Her tone was flat, clipped. Too sharp, maybe, but she couldn't help it.

Blanche stepped closer, her stride graceful yet unhurried, as though she already sensed the storm raging beneath Yuxin's surface.

"We just finished training," Blanche said, her voice steady, calm. "The others and I are planning to have lunch together. Go over strategies while we eat. I thought you might want to join us."

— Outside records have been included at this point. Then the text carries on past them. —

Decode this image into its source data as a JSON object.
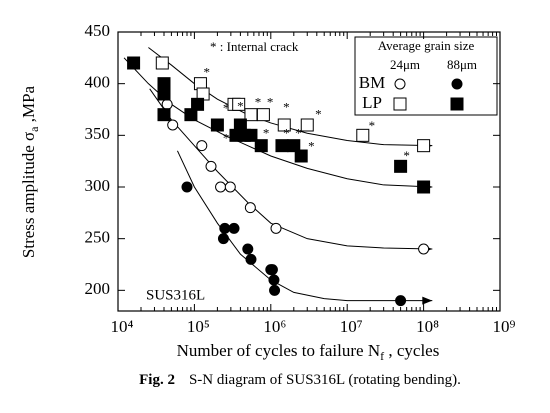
{
  "chart_data": {
    "type": "scatter",
    "annotation": "* : Internal crack",
    "material_label": "SUS316L",
    "ylabel": {
      "main": "Stress amplitude σ",
      "sub": "a",
      "tail": " ,MPa"
    },
    "xlabel": {
      "main": "Number of cycles to failure N",
      "sub": "f",
      "tail": " , cycles"
    },
    "caption": {
      "bold": "Fig. 2",
      "text": "S-N diagram of SUS316L (rotating bending)."
    },
    "legend": {
      "title": "Average grain size",
      "corner": "top-right"
    },
    "log_x": true,
    "xlim": [
      10000,
      1000000000
    ],
    "xticks": [
      {
        "value": 10000,
        "label": "10⁴"
      },
      {
        "value": 100000,
        "label": "10⁵"
      },
      {
        "value": 1000000,
        "label": "10⁶"
      },
      {
        "value": 10000000,
        "label": "10⁷"
      },
      {
        "value": 100000000,
        "label": "10⁸"
      },
      {
        "value": 1000000000,
        "label": "10⁹"
      }
    ],
    "ylim": [
      180,
      450
    ],
    "yticks": [
      200,
      250,
      300,
      350,
      400,
      450
    ],
    "series": [
      {
        "name": "BM",
        "grain_size": "24μm",
        "marker": "circle",
        "filled": false,
        "color": "#000000",
        "x": [
          44000,
          52000,
          125000,
          165000,
          220000,
          295000,
          540000,
          1170000,
          100000000
        ],
        "values": [
          380,
          360,
          340,
          320,
          300,
          300,
          280,
          260,
          240
        ]
      },
      {
        "name": "BM",
        "grain_size": "88μm",
        "marker": "circle",
        "filled": true,
        "color": "#000000",
        "x": [
          80000,
          240000,
          250000,
          330000,
          500000,
          550000,
          1000000,
          1050000,
          1100000,
          1120000,
          50000000
        ],
        "values": [
          300,
          250,
          260,
          260,
          240,
          230,
          220,
          220,
          210,
          200,
          190
        ]
      },
      {
        "name": "LP",
        "grain_size": "24μm",
        "marker": "square",
        "filled": false,
        "color": "#000000",
        "x": [
          38000,
          120000,
          130000,
          330000,
          380000,
          550000,
          800000,
          1500000,
          3000000,
          16000000,
          100000000
        ],
        "values": [
          420,
          400,
          390,
          380,
          380,
          370,
          370,
          360,
          360,
          350,
          340
        ]
      },
      {
        "name": "LP",
        "grain_size": "88μm",
        "marker": "square",
        "filled": true,
        "color": "#000000",
        "x": [
          16000,
          40000,
          40000,
          40000,
          90000,
          110000,
          200000,
          350000,
          400000,
          450000,
          550000,
          750000,
          1400000,
          2000000,
          2500000,
          50000000,
          100000000
        ],
        "values": [
          420,
          400,
          390,
          370,
          370,
          380,
          360,
          350,
          360,
          350,
          350,
          340,
          340,
          340,
          330,
          320,
          300
        ]
      }
    ],
    "fit_curves": [
      {
        "x": [
          26000,
          50000,
          100000,
          200000,
          500000,
          1000000,
          3000000,
          10000000,
          30000000,
          130000000
        ],
        "values": [
          395,
          365,
          340,
          315,
          285,
          265,
          250,
          243,
          241,
          240
        ]
      },
      {
        "x": [
          60000,
          100000,
          200000,
          400000,
          1000000,
          2000000,
          5000000,
          10000000,
          30000000,
          130000000
        ],
        "values": [
          335,
          300,
          265,
          235,
          210,
          198,
          192,
          190,
          190,
          190
        ]
      },
      {
        "x": [
          25000,
          50000,
          100000,
          200000,
          500000,
          1000000,
          3000000,
          10000000,
          30000000,
          130000000
        ],
        "values": [
          435,
          418,
          400,
          385,
          370,
          362,
          352,
          345,
          341,
          340
        ]
      },
      {
        "x": [
          12000,
          25000,
          50000,
          100000,
          250000,
          500000,
          1000000,
          3000000,
          10000000,
          30000000,
          130000000
        ],
        "values": [
          425,
          400,
          380,
          365,
          350,
          340,
          330,
          318,
          308,
          302,
          300
        ]
      }
    ],
    "crack_marks": {
      "symbol": "*",
      "x": [
        145000,
        260000,
        260000,
        400000,
        680000,
        980000,
        1600000,
        870000,
        1600000,
        2300000,
        3400000,
        4200000,
        21000000,
        60000000
      ],
      "values": [
        410,
        375,
        346,
        377,
        381,
        381,
        376,
        351,
        351,
        351,
        338,
        369,
        358,
        329
      ]
    }
  }
}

Yuxin's chest tightened. The invitation was harmless, even thoughtful, but right now it grated against her raw nerves. The thought of sitting at a table of listening, of talking, of pretending she wasn't still burning inside was unbearable. She tilted her head away, eyes narrowing faintly.

"Not today. I'm not in the mood."

Blanche's brows drew together, faint but visible, the kind of crease that only appeared when something truly unsettled her. She didn't press. She didn't question. She simply stood there, watching Yuxin's back as she turned to walk away.

And then—

"Yuxin."

The single word froze her steps. She looked over her shoulder, her dark hair falling in loose strands across her cheek. Blanche stood still, her hands folded lightly in front of her, her gaze carrying that unshaken steadiness nobles were trained to wield, but beneath it—yes, Yuxin could see it—concern flickered.

Blanche let a breath pass before she spoke again, softer this time.

"Stay well. Please."

The words were simple. Too simple. And yet they pierced through the noise that had been tearing Yuxin apart since she left that suffocating room. For a fleeting second, something in her chest loosened.

She blinked, looked away quickly, and let out a quiet breath she didn't want Blanche to hear.

"…Yeah. I will."

Her answer was curt, stripped of warmth, but her shoulders had eased, just slightly. Without another glance, she continued down the hall, heading toward the sanctuary of her dormitory, leaving Blanche alone with the silence she left behind.

But as Yuxin walked, the echo of Blanche's words lingered—not heavy like chains, not sharp like a blade. Just a quiet reminder that someone was watching. Someone cared.

And though she would never admit it, that reminder made the fire inside her a little easier to carry.